If P does not equal NP (the expected answer), some problems are inherently hard for any computer, not just current ones. The encryption securing the internet rests on a provably solid foundation.

One nuance worth knowing: even if P = NP were proven true, the polynomial-time algorithm might have an astronomical exponent, something like O(n^100). Technically correct. Completely impractical. You solve every NP problem in theory, then watch your server burst into flames trying to factor a 512-bit key.

xkcd Algorithm Complexity Analysis: best case is Congress enacts surprise daylight saving, worst case is the algorithm never terminates

The worst case for many NP problems is more accurately the expected case

What This Means for Coding Interviews

You will not be asked to solve NP-complete problems in an interview. You will be expected to recognize them and say so.

The key skill is identifying when a problem is NP-complete and pivoting to the right strategy, rather than spending 35 minutes searching for an optimal polynomial-time solution that does not exist.

Recognize the instance.
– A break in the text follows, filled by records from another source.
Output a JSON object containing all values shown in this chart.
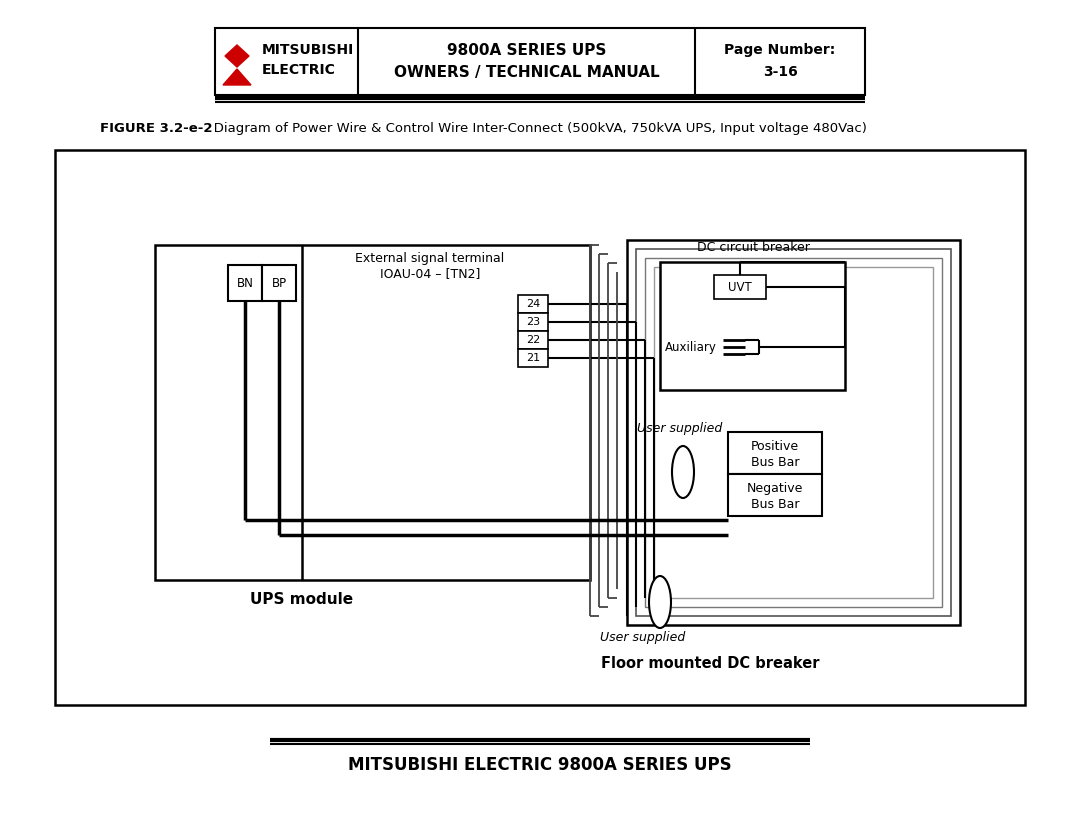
{
  "bg_color": "#ffffff",
  "header_left1": "MITSUBISHI",
  "header_left2": "ELECTRIC",
  "header_center1": "9800A SERIES UPS",
  "header_center2": "OWNERS / TECHNICAL MANUAL",
  "header_right1": "Page Number:",
  "header_right2": "3-16",
  "fig_caption_bold": "FIGURE 3.2-e-2",
  "fig_caption_normal": "   Diagram of Power Wire & Control Wire Inter-Connect (500kVA, 750kVA UPS, Input voltage 480Vac)",
  "ext_signal1": "External signal terminal",
  "ext_signal2": "IOAU-04 – [TN2]",
  "terminal_nums": [
    "24",
    "23",
    "22",
    "21"
  ],
  "bn_label": "BN",
  "bp_label": "BP",
  "dc_label": "DC circuit breaker",
  "uvt_label": "UVT",
  "aux_label": "Auxiliary",
  "user_supplied": "User supplied",
  "pos_bus1": "Positive",
  "pos_bus2": "Bus Bar",
  "neg_bus1": "Negative",
  "neg_bus2": "Bus Bar",
  "ups_label": "UPS module",
  "floor_dc_label": "Floor mounted DC breaker",
  "footer_text": "MITSUBISHI ELECTRIC 9800A SERIES UPS",
  "logo_color": "#cc0000"
}
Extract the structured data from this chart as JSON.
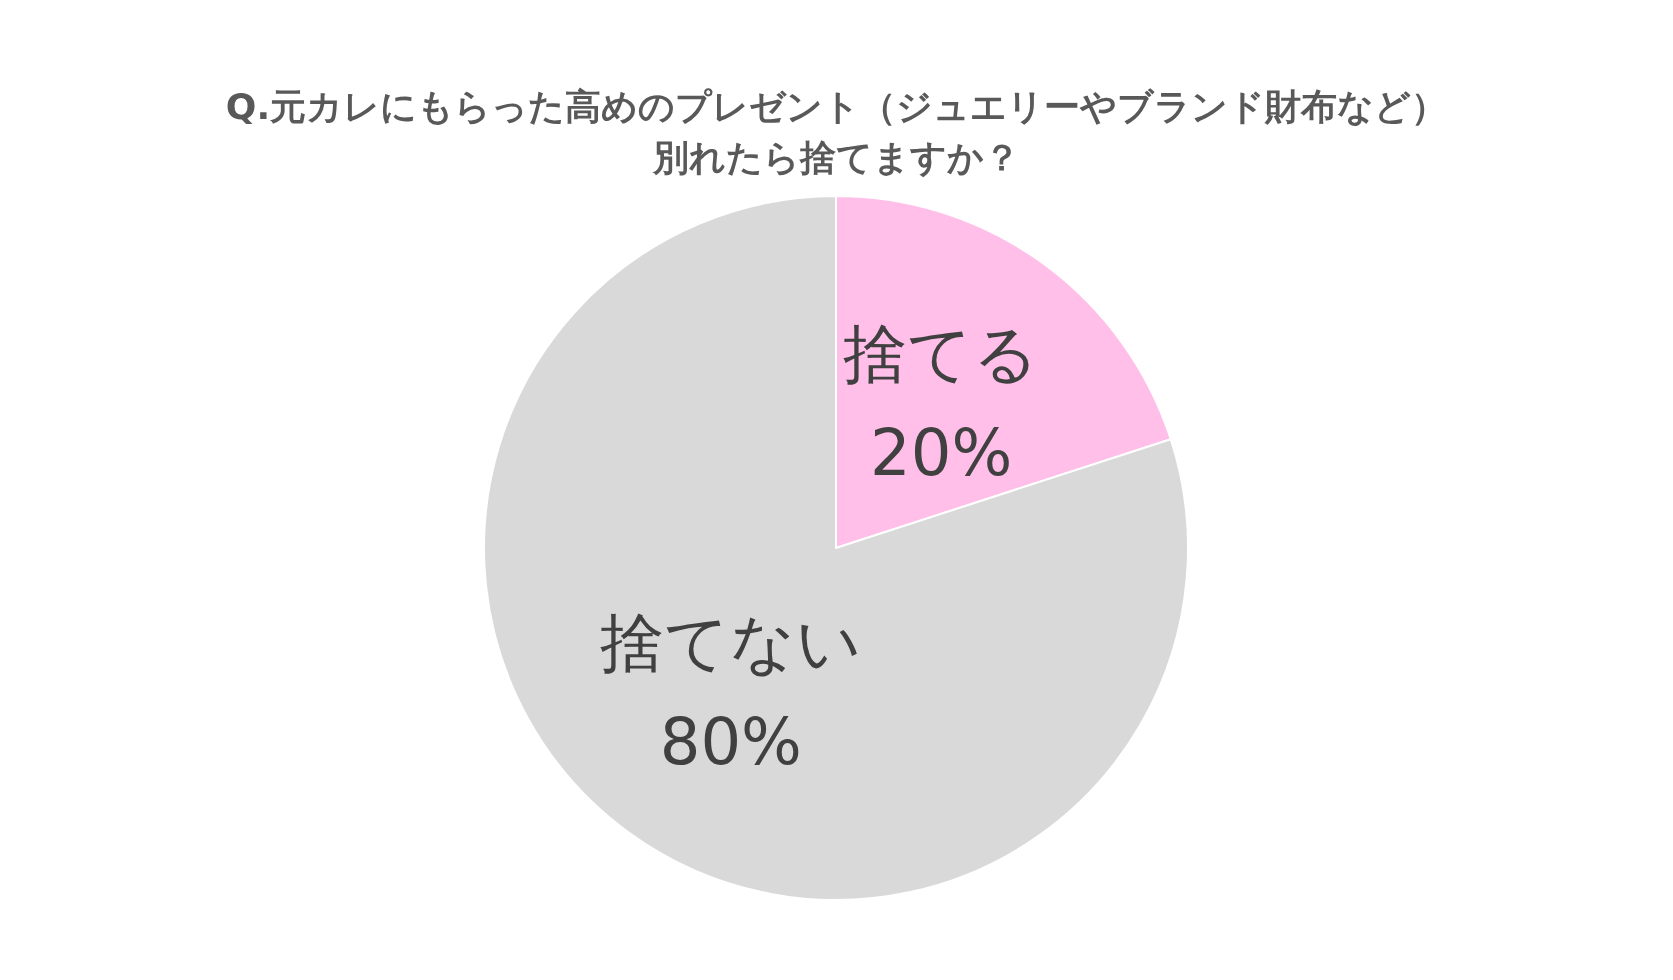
{
  "chart_data": {
    "type": "pie",
    "title": "Q.元カレにもらった高めのプレゼント（ジュエリーやブランド財布など）別れたら捨てますか？",
    "categories": [
      "捨てる",
      "捨てない"
    ],
    "values": [
      20,
      80
    ],
    "colors": [
      "#ffbfe8",
      "#d9d9d9"
    ],
    "value_labels": [
      "20%",
      "80%"
    ],
    "legend": false
  }
}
Subset sum, 0/1 knapsack, graph coloring, and traveling salesman are NP-complete in the general case. When you see one, say so. "This is a variant of the subset sum problem, which is NP-complete in the general case" is a strong signal that you understand complexity classes. It also tells the interviewer you're not about to waste both of your time.
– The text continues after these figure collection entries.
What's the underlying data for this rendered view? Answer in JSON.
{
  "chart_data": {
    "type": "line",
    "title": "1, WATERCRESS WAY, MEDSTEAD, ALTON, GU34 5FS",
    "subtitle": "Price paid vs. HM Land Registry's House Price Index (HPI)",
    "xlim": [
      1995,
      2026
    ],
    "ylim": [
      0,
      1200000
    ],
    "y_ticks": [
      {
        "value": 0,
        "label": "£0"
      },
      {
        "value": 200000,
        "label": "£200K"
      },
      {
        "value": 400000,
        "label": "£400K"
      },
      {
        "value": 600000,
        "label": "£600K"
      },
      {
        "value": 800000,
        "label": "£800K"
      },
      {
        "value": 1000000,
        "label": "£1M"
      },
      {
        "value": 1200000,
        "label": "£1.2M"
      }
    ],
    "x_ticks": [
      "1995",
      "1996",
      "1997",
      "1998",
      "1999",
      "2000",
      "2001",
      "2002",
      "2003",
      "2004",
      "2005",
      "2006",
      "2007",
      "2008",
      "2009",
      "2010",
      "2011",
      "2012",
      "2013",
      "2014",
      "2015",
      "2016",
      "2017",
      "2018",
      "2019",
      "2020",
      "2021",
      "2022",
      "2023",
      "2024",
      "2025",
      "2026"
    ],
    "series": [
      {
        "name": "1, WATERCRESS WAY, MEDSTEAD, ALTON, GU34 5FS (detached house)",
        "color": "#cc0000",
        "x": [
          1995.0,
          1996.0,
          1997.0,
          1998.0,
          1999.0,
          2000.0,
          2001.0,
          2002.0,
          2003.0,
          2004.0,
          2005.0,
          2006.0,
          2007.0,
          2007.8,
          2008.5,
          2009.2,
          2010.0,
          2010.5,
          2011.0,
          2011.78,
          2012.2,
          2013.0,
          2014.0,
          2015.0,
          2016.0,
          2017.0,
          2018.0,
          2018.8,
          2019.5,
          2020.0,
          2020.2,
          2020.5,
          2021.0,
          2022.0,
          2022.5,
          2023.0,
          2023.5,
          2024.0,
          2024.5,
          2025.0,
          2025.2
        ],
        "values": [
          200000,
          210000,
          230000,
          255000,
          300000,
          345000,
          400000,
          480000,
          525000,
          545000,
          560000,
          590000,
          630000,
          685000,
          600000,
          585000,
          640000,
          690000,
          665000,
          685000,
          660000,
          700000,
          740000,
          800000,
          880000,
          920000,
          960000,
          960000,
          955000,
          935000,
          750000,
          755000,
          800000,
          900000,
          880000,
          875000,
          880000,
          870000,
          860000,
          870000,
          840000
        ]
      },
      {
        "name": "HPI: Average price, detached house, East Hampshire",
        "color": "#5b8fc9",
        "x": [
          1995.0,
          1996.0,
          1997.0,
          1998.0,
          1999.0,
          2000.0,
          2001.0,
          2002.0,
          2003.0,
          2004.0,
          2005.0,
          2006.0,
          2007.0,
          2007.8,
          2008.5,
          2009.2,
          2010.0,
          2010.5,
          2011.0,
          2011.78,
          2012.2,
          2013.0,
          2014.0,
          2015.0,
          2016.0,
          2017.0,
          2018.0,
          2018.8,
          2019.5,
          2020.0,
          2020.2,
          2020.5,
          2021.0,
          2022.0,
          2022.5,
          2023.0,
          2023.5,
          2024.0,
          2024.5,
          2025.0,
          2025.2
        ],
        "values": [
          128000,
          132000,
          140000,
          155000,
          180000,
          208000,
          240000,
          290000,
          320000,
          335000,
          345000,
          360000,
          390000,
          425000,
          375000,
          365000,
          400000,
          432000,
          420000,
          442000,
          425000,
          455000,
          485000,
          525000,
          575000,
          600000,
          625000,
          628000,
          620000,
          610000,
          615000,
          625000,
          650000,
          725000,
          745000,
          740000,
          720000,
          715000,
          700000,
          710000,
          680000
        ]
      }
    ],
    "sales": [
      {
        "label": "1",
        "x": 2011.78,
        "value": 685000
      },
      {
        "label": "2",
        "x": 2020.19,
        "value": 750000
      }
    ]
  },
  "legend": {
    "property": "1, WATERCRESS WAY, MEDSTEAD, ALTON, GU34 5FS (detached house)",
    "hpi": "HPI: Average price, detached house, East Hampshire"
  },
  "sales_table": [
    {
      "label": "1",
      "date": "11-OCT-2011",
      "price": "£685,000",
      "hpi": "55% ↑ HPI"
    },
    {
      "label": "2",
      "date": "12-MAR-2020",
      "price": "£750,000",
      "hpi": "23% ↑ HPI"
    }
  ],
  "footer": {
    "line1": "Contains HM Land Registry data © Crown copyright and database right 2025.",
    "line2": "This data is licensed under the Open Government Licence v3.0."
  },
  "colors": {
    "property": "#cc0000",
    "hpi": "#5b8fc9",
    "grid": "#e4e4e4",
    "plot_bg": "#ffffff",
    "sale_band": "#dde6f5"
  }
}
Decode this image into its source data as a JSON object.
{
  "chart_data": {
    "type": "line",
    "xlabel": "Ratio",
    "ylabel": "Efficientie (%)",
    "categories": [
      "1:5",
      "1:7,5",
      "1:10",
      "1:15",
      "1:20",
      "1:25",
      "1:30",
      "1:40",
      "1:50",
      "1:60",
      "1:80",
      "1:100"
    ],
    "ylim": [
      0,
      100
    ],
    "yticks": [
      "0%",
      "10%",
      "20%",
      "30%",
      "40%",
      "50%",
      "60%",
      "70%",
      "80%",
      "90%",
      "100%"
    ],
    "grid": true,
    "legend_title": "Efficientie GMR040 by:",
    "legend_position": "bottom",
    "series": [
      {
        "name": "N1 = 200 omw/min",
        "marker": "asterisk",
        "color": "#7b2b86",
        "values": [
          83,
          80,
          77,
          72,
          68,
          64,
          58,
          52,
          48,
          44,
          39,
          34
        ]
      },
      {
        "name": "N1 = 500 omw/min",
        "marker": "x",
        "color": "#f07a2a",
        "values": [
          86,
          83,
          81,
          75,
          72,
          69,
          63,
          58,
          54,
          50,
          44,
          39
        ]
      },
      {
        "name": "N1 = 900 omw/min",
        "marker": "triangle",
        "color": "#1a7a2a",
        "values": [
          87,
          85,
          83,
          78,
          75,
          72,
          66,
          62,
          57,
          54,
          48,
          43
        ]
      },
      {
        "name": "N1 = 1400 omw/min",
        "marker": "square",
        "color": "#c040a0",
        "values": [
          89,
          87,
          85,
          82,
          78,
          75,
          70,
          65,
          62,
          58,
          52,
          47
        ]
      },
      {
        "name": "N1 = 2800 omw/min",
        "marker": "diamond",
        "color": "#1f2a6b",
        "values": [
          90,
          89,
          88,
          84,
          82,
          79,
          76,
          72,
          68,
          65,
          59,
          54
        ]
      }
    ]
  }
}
Use DP as a pseudo-polynomial workaround. Both subset sum and 0/1 knapsack have dynamic programming solutions that run in O(n × target) or O(n × W). These work when the target or weight bound is small. The runtime is polynomial in the numeric values, but exponential in the number of bits needed to represent them, which is why they do not contradict NP-hardness. The constraint that makes DP practical is often given to you in the problem statement. Notice it.

Know when to approximate. Traveling salesman has no known polynomial solution for the general case, but a 2-approximation (a tour guaranteed within 2x optimal) exists. Interviewers at senior levels may ask about approximation strategies, not exact solutions. Knowing that a greedy nearest-neighbor heuristic exists is a useful thing to say.
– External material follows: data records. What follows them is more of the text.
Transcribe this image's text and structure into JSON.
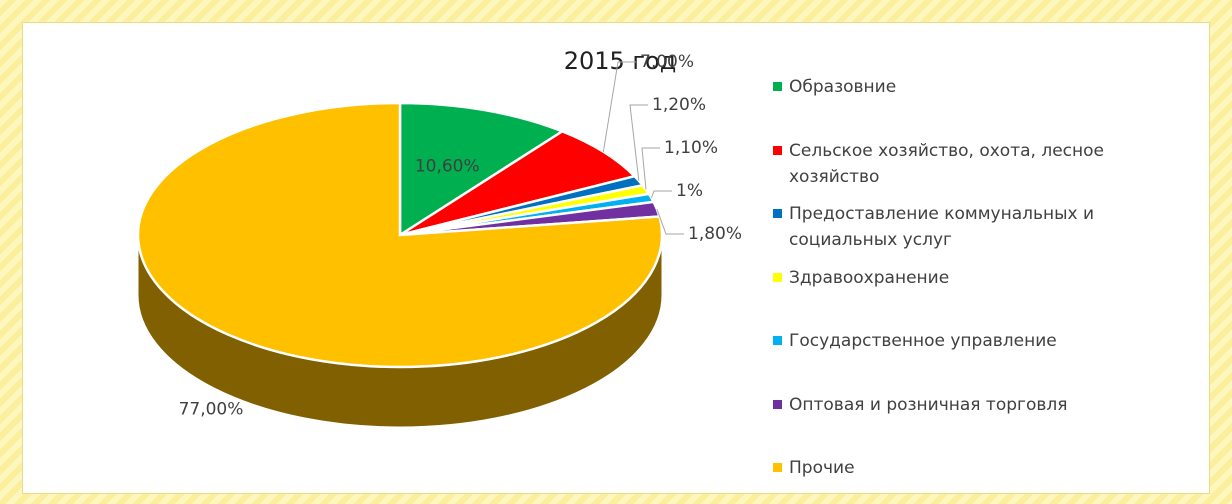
{
  "chart_data": {
    "type": "pie",
    "title": "2015 год",
    "categories": [
      "Образовние",
      "Сельское хозяйство, охота, лесное хозяйство",
      "Предоставление коммунальных и социальных услуг",
      "Здравоохранение",
      "Государственное управление",
      "Оптовая и розничная торговля",
      "Прочие"
    ],
    "values": [
      10.6,
      7.0,
      1.2,
      1.1,
      1,
      1.8,
      77.0
    ],
    "value_labels": [
      "10,60%",
      "7,00%",
      "1,20%",
      "1,10%",
      "1%",
      "1,80%",
      "77,00%"
    ],
    "colors": [
      "#00b050",
      "#ff0000",
      "#0070c0",
      "#ffff00",
      "#00b0f0",
      "#7030a0",
      "#ffc000"
    ],
    "legend": "right"
  }
}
Communicate the tradeoff explicitly. Something like: "The general knapsack problem is NP-hard, but we can solve it efficiently in O(n × W) with DP, which works here because the capacity is bounded." That single sentence tells an interviewer you understand complexity classes, not just syntax.

SpaceComplexity runs voice-based mock interviews scored on exactly this dimension. For NP-complete adjacent problems, being able to articulate the class matters as much as writing the code.

Key Takeaways

  • P is problems solvable in polynomial time. NP is problems where solutions can be verified in polynomial time. P is a subset of NP.
  • P vs NP asks: is every quickly-verifiable problem also quickly-solvable? Almost certainly not, but nobody has proved it. The $1 million Clay prize is unclaimed.
  • NP-complete problems are the hardest in NP. A polynomial-time solution to any one would prove P = NP and solve all of NP.
  • In interviews: recognize NP-complete variants, reach for DP when the problem has bounded parameters, use approximation when asked about general cases, and explain the tradeoff out loud.